Dual-Model Severity Classification Framework

The system employs a dual-model architecture to independently predict depression and anxiety severity from Arabic text.

The design prioritizes robustness, interpretability, and reproducibility while maintaining clear non-clinical boundaries.


1. Model Architecture

Two independent multi-class classifiers are trained:

  • Depression Severity Prediction Model
  • Anxiety Severity Prediction Model

Each model predicts severity on a four-level ordinal scale:

Score Severity
0 None
1 Mild
2 Moderate
3 Severe

Independent modeling enables each classifier to learn condition-specific semantic patterns without conflating overlapping symptom expressions.


2. Text Representation

All Arabic text inputs are transformed into dense numerical vectors using embedding-based representation learning.

Embedding Model

  • Model: EmbeddingGemma-300M
  • Output dimension: 768
  • Language coverage: Multilingual with Arabic support

Each text entry is mapped to a 768-dimensional vector in semantic space, preserving contextual and syntactic relationships without manual feature engineering.

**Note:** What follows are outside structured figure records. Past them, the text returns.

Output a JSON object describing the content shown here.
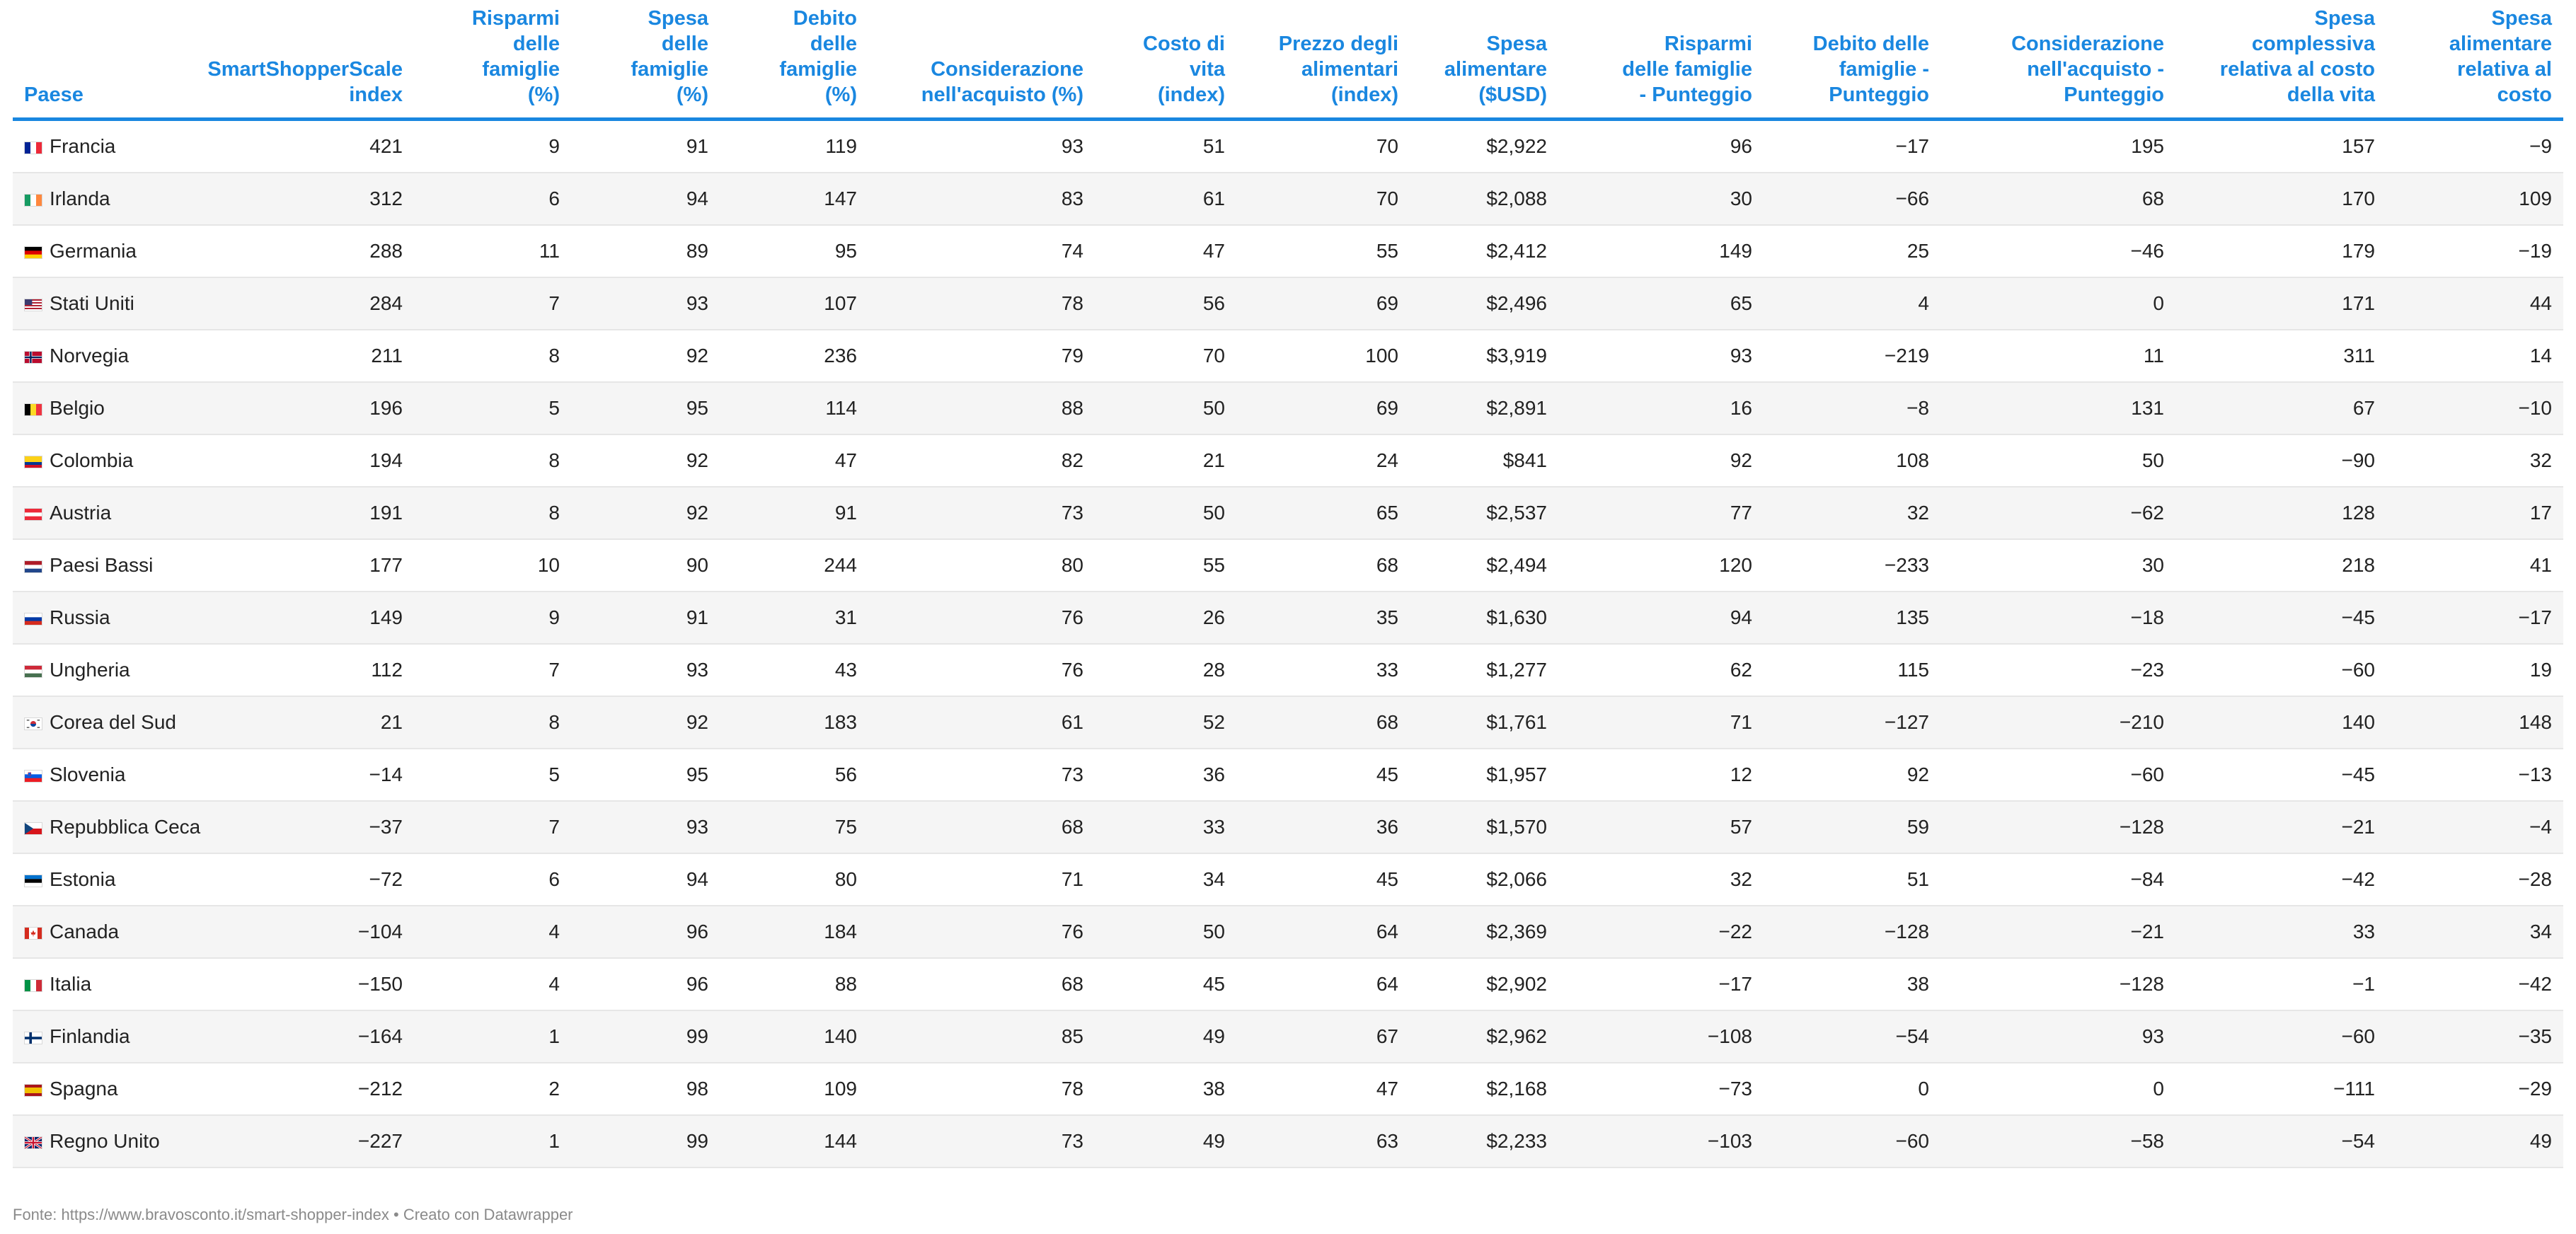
{
  "columns": [
    [
      "Paese"
    ],
    [
      "SmartShopperScale",
      "index"
    ],
    [
      "Risparmi",
      "delle",
      "famiglie",
      "(%)"
    ],
    [
      "Spesa",
      "delle",
      "famiglie",
      "(%)"
    ],
    [
      "Debito",
      "delle",
      "famiglie",
      "(%)"
    ],
    [
      "Considerazione",
      "nell'acquisto (%)"
    ],
    [
      "Costo di",
      "vita",
      "(index)"
    ],
    [
      "Prezzo degli",
      "alimentari",
      "(index)"
    ],
    [
      "Spesa",
      "alimentare",
      "($USD)"
    ],
    [
      "Risparmi",
      "delle famiglie",
      "- Punteggio"
    ],
    [
      "Debito delle",
      "famiglie -",
      "Punteggio"
    ],
    [
      "Considerazione",
      "nell'acquisto -",
      "Punteggio"
    ],
    [
      "Spesa",
      "complessiva",
      "relativa al costo",
      "della vita"
    ],
    [
      "Spesa",
      "alimentare",
      "relativa al",
      "costo"
    ]
  ],
  "rows": [
    {
      "flag": "fr",
      "country": "Francia",
      "cells": [
        "421",
        "9",
        "91",
        "119",
        "93",
        "51",
        "70",
        "$2,922",
        "96",
        "−17",
        "195",
        "157",
        "−9"
      ]
    },
    {
      "flag": "ie",
      "country": "Irlanda",
      "cells": [
        "312",
        "6",
        "94",
        "147",
        "83",
        "61",
        "70",
        "$2,088",
        "30",
        "−66",
        "68",
        "170",
        "109"
      ]
    },
    {
      "flag": "de",
      "country": "Germania",
      "cells": [
        "288",
        "11",
        "89",
        "95",
        "74",
        "47",
        "55",
        "$2,412",
        "149",
        "25",
        "−46",
        "179",
        "−19"
      ]
    },
    {
      "flag": "us",
      "country": "Stati Uniti",
      "cells": [
        "284",
        "7",
        "93",
        "107",
        "78",
        "56",
        "69",
        "$2,496",
        "65",
        "4",
        "0",
        "171",
        "44"
      ]
    },
    {
      "flag": "no",
      "country": "Norvegia",
      "cells": [
        "211",
        "8",
        "92",
        "236",
        "79",
        "70",
        "100",
        "$3,919",
        "93",
        "−219",
        "11",
        "311",
        "14"
      ]
    },
    {
      "flag": "be",
      "country": "Belgio",
      "cells": [
        "196",
        "5",
        "95",
        "114",
        "88",
        "50",
        "69",
        "$2,891",
        "16",
        "−8",
        "131",
        "67",
        "−10"
      ]
    },
    {
      "flag": "co",
      "country": "Colombia",
      "cells": [
        "194",
        "8",
        "92",
        "47",
        "82",
        "21",
        "24",
        "$841",
        "92",
        "108",
        "50",
        "−90",
        "32"
      ]
    },
    {
      "flag": "at",
      "country": "Austria",
      "cells": [
        "191",
        "8",
        "92",
        "91",
        "73",
        "50",
        "65",
        "$2,537",
        "77",
        "32",
        "−62",
        "128",
        "17"
      ]
    },
    {
      "flag": "nl",
      "country": "Paesi Bassi",
      "cells": [
        "177",
        "10",
        "90",
        "244",
        "80",
        "55",
        "68",
        "$2,494",
        "120",
        "−233",
        "30",
        "218",
        "41"
      ]
    },
    {
      "flag": "ru",
      "country": "Russia",
      "cells": [
        "149",
        "9",
        "91",
        "31",
        "76",
        "26",
        "35",
        "$1,630",
        "94",
        "135",
        "−18",
        "−45",
        "−17"
      ]
    },
    {
      "flag": "hu",
      "country": "Ungheria",
      "cells": [
        "112",
        "7",
        "93",
        "43",
        "76",
        "28",
        "33",
        "$1,277",
        "62",
        "115",
        "−23",
        "−60",
        "19"
      ]
    },
    {
      "flag": "kr",
      "country": "Corea del Sud",
      "cells": [
        "21",
        "8",
        "92",
        "183",
        "61",
        "52",
        "68",
        "$1,761",
        "71",
        "−127",
        "−210",
        "140",
        "148"
      ]
    },
    {
      "flag": "si",
      "country": "Slovenia",
      "cells": [
        "−14",
        "5",
        "95",
        "56",
        "73",
        "36",
        "45",
        "$1,957",
        "12",
        "92",
        "−60",
        "−45",
        "−13"
      ]
    },
    {
      "flag": "cz",
      "country": "Repubblica Ceca",
      "cells": [
        "−37",
        "7",
        "93",
        "75",
        "68",
        "33",
        "36",
        "$1,570",
        "57",
        "59",
        "−128",
        "−21",
        "−4"
      ]
    },
    {
      "flag": "ee",
      "country": "Estonia",
      "cells": [
        "−72",
        "6",
        "94",
        "80",
        "71",
        "34",
        "45",
        "$2,066",
        "32",
        "51",
        "−84",
        "−42",
        "−28"
      ]
    },
    {
      "flag": "ca",
      "country": "Canada",
      "cells": [
        "−104",
        "4",
        "96",
        "184",
        "76",
        "50",
        "64",
        "$2,369",
        "−22",
        "−128",
        "−21",
        "33",
        "34"
      ]
    },
    {
      "flag": "it",
      "country": "Italia",
      "cells": [
        "−150",
        "4",
        "96",
        "88",
        "68",
        "45",
        "64",
        "$2,902",
        "−17",
        "38",
        "−128",
        "−1",
        "−42"
      ]
    },
    {
      "flag": "fi",
      "country": "Finlandia",
      "cells": [
        "−164",
        "1",
        "99",
        "140",
        "85",
        "49",
        "67",
        "$2,962",
        "−108",
        "−54",
        "93",
        "−60",
        "−35"
      ]
    },
    {
      "flag": "es",
      "country": "Spagna",
      "cells": [
        "−212",
        "2",
        "98",
        "109",
        "78",
        "38",
        "47",
        "$2,168",
        "−73",
        "0",
        "0",
        "−111",
        "−29"
      ]
    },
    {
      "flag": "gb",
      "country": "Regno Unito",
      "cells": [
        "−227",
        "1",
        "99",
        "144",
        "73",
        "49",
        "63",
        "$2,233",
        "−103",
        "−60",
        "−58",
        "−54",
        "49"
      ]
    }
  ],
  "footer": "Fonte: https://www.bravosconto.it/smart-shopper-index • Creato con Datawrapper"
}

This representation reduces sparsity compared to traditional bag-of-words or TF-IDF methods and supports non-linear decision boundaries.


3. Classification Algorithm

Support Vector Machine

Support Vector Machines are used as the primary classification algorithm due to their effectiveness in high-dimensional embedding spaces and strong generalization properties.

For a training set ((x_i, y_i)), SVM seeks a decision boundary that maximizes the margin between classes while minimizing classification error.

The optimization objective balances:

  • Margin maximization
  • Regularization strength

This balance improves generalization performance on unseen data.


Kernel Selection: Radial Basis Function (RBF)

The RBF kernel enables non-linear separation in embedding space.

Motivation for using RBF:

  • Semantic overlap between adjacent severity levels
  • Non-linear linguistic boundaries
  • Morphological richness of Arabic

The kernel maps input vectors into a higher-dimensional feature space where linear separation becomes feasible.


4. Training Procedure

The training workflow follows a structured pipeline:

  1. Load synthetic labeled dataset
  2. Generate 768-dimensional embeddings for each entry
  3. Perform stratified 70/30 train–test split
  4. Train separate SVM models for depression and anxiety
  5. Tune hyperparameters such as regularization parameter (C) and kernel coefficient (\gamma)
  6. Evaluate on held-out test data
  7. Serialize trained models for reuse

Hyperparameter selection is performed to optimize generalization performance rather than training accuracy.


5. Reproducibility and Deployment

  • Stratified sampling preserves severity balance
  • Trained models are stored as serialized .pkl artifacts
  • The embedding pipeline is deterministic for identical inputs
  • Evaluation is performed on a fixed held-out test set

This ensures consistent and reproducible results.


6. Design Rationale

The architecture reflects deliberate trade-offs:

  • Classical ML is preferred over deep sequence models to improve interpretability and reduce opacity.
  • Independent classifiers avoid conflating depression and anxiety patterns.
  • Embedding-based features reduce reliance on handcrafted linguistic rules.
  • The framework remains computationally lightweight and deployable without GPU acceleration.

7. Known Constraints

  • Predictions are generated at the sentence level without sequence-aware modeling.
  • Temporal relationships are handled through post-prediction alert logic rather than integrated sequential learning.
  • Embeddings are not fine-tuned on domain-specific mental health corpora.

These constraints inform future extensions toward sequence modeling and domain adaptation.